Cities have always been sites where resources are concentrated and diverse individuals come together, and rats and other “pests” and “vermin” have thrived in the interstices of urban food systems for millennia. Over the past two centuries, however, cities have grown to unprecedented sizes, whether one measures them by population, geographical extent, energy consumption, waste production, or other metrics. As of 2014, approximately 82 percent of North Americans lived in urban areas; globally, the proportion was 54 percent. On a per-capita basis, people living in cities may have a smaller environmental footprint than those living outside of cities, but in the aggregate they constitute one of the driving forces of the Anthropocene.
The increasing centrality of urban metabolisms to the functioning of Earth systems casts new light on the encounters between human and nonhuman life that take place within the city’s borders. Oceanic ecosystems offer a useful metaphor. The phenomenon of upwelling occurs along coastlines and around seamounts where wind and currents bring cold, nutrient-rich water to the surface. Such upwellings can support extraordinary biological productivity, as phytoplankton use nitrates, phosphates, and other nutrients to create energy-rich organic matter, which then serves as the basis of diverse food chains. Resources are rarely “wasted” in such systems; instead they are concentrated and dispersed, stored and circulated. In the natural economies of abundance that emerge around upwellings, examples of inter- and intraspecies predation, parasitism, competition, symbiosis, and cooperation abound. Off the coast of Peru, for example, dolphins herd schools of small fish toward the surface, where they are also consumed by seabirds, whose blood nourishes ticks and other parasites and whose guano can be harvested for human agriculture.

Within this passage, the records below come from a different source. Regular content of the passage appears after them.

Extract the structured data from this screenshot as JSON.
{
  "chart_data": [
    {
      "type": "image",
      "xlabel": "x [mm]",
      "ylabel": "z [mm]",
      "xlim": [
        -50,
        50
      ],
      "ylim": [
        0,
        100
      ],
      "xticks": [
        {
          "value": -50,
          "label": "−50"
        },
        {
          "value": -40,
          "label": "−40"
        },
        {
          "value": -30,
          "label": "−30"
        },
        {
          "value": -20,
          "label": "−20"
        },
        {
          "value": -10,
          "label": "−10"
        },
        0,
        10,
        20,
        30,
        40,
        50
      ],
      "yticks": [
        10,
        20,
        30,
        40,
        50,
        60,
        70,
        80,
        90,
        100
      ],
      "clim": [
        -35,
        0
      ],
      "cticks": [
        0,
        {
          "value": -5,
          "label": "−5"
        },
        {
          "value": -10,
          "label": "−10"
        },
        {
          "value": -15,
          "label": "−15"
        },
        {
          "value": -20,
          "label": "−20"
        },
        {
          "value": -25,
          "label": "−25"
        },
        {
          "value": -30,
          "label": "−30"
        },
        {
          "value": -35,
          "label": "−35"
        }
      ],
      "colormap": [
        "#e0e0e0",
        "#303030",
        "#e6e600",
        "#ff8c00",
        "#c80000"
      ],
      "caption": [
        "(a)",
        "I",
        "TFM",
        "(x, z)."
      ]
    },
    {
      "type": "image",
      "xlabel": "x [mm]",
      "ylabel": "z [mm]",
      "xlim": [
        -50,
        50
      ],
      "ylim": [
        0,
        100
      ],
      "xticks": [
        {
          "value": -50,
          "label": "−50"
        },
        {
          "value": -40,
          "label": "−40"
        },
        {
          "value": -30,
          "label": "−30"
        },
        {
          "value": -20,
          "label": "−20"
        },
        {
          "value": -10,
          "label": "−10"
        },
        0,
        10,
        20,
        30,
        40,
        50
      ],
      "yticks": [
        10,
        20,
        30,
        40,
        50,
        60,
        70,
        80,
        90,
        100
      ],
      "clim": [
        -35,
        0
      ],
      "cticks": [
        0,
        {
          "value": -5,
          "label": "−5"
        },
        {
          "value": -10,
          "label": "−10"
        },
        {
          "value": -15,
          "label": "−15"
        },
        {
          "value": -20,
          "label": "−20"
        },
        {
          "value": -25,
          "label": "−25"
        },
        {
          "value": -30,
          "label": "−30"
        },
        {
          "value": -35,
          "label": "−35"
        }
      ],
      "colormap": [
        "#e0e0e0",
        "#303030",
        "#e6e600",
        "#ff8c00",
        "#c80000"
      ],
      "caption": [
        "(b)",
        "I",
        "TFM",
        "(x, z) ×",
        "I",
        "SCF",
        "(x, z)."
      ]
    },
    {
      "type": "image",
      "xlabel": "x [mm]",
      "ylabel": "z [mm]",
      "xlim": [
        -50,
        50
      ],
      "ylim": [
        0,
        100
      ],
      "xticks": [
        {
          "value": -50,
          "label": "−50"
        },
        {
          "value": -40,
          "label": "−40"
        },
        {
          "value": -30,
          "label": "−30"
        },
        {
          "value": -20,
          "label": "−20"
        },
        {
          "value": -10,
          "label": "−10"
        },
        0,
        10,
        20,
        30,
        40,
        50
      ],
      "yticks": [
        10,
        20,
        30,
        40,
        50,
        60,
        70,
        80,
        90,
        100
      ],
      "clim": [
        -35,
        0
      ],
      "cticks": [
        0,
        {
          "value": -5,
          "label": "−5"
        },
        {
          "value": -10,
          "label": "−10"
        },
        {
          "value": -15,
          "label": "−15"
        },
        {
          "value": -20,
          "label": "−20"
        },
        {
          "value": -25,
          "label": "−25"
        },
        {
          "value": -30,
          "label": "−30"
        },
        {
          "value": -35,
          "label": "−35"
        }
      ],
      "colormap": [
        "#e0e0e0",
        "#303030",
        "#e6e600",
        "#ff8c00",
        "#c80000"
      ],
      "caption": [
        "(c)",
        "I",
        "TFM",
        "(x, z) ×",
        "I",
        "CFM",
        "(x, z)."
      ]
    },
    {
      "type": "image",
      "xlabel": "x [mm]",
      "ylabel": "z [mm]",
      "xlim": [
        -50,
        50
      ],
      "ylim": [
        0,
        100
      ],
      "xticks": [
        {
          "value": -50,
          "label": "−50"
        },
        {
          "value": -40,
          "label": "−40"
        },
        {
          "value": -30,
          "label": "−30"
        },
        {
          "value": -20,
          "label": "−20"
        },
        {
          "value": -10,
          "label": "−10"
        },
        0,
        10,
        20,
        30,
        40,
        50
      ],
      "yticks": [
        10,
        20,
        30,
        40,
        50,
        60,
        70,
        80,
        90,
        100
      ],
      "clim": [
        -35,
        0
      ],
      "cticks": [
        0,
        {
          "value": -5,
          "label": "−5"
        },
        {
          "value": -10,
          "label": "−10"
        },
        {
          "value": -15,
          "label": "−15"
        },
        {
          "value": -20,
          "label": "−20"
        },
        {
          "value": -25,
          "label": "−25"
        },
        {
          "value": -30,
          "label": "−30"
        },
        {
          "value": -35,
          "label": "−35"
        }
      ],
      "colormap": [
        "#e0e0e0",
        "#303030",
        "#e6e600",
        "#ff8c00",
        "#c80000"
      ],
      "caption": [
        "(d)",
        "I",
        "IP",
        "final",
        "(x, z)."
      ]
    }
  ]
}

So it is in modern cities, where the vast flows of energy and materials that have been harnessed for human purposes have also generated opportunities for other forms of life, even as the ecologies of the rural hinterlands that support them have become increasingly depauperate. Cities are artificial upwellings, driven by the winds of human commerce and providing occasions for multispecies encounters of almost every imaginable form. Once we recognize that these flows of energy and nutrients are only partially captured and controlled by their human residents, new questions about some well-known episodes in the history of human-animal relations in the American city arise.